Creative Process: All hail the Zero Draft!

The act of getting words down as quickly as I can!

Creative Process: All hail the Zero Draft!
Image: Janulla from Getty / Canva

Hello there!

It’s going to be a shorter newsletter today as I am up to my neck in a deadline which is occupying my every waking moment. By Friday, I need to get the Zero Draft done and ready for editing in November.

But, wait… the Zero Draft? What the heckity-heck is that?

It’s a term I’ve picked up from The Dog-Sitter Detective author Antony Johnson (who shared his Perfect Sunday with us back in May.)

It’s the draft that only I will ever see; the roughest, most basic, most error-riddled bonfire of a manuscript that could ever exist. But however much of a disaster it is, the important thing is that it’s written.

It’s all to do with the way I work. I churn. I sit down and write from beginning to end, not stopping to edit or finesse. All that matters is to get the words down on paper and to get nearer to ‘The End.’

As I write, I have a notebook beside me in which I make a long, long list of the things I have to go back and change. This could be specific details to add, names that need to be changed, or tweaks that need to be made to the action. I never go back and make the changes there and then, because that will scupper my forward momentum. I need to keep powering to the end, seeing that word count piling up.

And once I reach the end of the Zero Draft, I let out a sigh of relief, make a celebratory cup of tea and… head back to the beginning and start fine-tuning, ticking elements off that list as I go.

It’s been my preferred method for years, going back to my early days as a magazine journalist, and is the same whatever the medium: prose, scripts, comics, short stories, I splurge and then only edit after I’ve finished. As Antony says on his website, the Zero Draft: “exists purely for me to rewrite, and thus be replaced forever by a better version.”

Of course, not every writer works the same way. As he shared in one of our recent video hangouts, he writes and then edits, writes and then edits, so when he has a completed draft it’s pretty much ready to go off to the editor. SF author is the same, explaining he finds it impossible to go back and do major edits, opting instead to fine-tune as he goes instead.

It’s one of the reasons George tells me that he’s never really got on with the Freewrite typewriter.

My baby

This is the ultimate Zero Draft machine. While you can go back and edit, it largely exists to power you forward, so for me, it’s a godsend. I wrote The Rising Storm, Path of Vengeance, Five Scary Stories for a Dark Knight and Life Day Treasury on my Freewrite and I adore it.

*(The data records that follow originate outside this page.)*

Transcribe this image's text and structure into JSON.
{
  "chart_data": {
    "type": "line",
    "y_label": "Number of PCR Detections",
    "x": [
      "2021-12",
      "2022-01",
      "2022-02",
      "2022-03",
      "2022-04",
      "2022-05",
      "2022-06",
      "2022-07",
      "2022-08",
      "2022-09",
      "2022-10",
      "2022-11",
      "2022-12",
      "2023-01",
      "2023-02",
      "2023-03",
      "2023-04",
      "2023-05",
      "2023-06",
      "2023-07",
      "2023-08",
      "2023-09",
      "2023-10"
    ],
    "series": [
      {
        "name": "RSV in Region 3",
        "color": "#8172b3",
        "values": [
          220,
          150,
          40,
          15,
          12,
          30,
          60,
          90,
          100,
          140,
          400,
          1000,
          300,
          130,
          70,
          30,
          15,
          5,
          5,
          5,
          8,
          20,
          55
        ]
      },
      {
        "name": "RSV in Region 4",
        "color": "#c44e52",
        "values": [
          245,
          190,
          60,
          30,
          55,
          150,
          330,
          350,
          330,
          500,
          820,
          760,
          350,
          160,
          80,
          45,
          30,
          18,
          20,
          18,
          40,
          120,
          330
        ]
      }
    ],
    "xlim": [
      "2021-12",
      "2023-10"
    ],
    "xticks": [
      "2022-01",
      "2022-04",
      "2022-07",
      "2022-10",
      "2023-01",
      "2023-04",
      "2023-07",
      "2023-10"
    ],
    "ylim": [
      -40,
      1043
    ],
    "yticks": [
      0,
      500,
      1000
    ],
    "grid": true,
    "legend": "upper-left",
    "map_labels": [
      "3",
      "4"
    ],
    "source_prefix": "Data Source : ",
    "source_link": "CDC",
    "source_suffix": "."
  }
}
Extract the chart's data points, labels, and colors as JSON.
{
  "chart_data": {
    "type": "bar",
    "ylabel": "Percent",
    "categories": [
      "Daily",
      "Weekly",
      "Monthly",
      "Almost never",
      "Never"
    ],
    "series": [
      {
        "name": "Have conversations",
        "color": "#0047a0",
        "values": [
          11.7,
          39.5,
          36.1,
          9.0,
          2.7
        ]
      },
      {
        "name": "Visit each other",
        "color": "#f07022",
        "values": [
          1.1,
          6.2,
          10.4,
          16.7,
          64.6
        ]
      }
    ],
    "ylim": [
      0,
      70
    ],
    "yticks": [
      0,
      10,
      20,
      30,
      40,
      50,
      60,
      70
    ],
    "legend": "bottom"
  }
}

Granted, I only find the typewriter useful when writing prose and my comic process is a little different (which I’ll discuss in more detail in a few week’s time, although paid subscribers can also check out my recent Creating Comics workshop!) but as prose is my least favourite1 medium, I need all the help I can get to keep motivated!

As for this week’s deadline, well, that’s the mother of all audio scripts so I’ll be back on my Mac, thundering away. Wish me luck and also hold me to account! Ask how I’m doing, and check in with me on Friday to see if I’m having that celebratory cuppa!

Onwards!


  1. When I say least favourite, what I mean is that I find it the most difficult. Scripts come naturally to me. Prose is 100% harder meaning I really have to gear myself up to get the words down!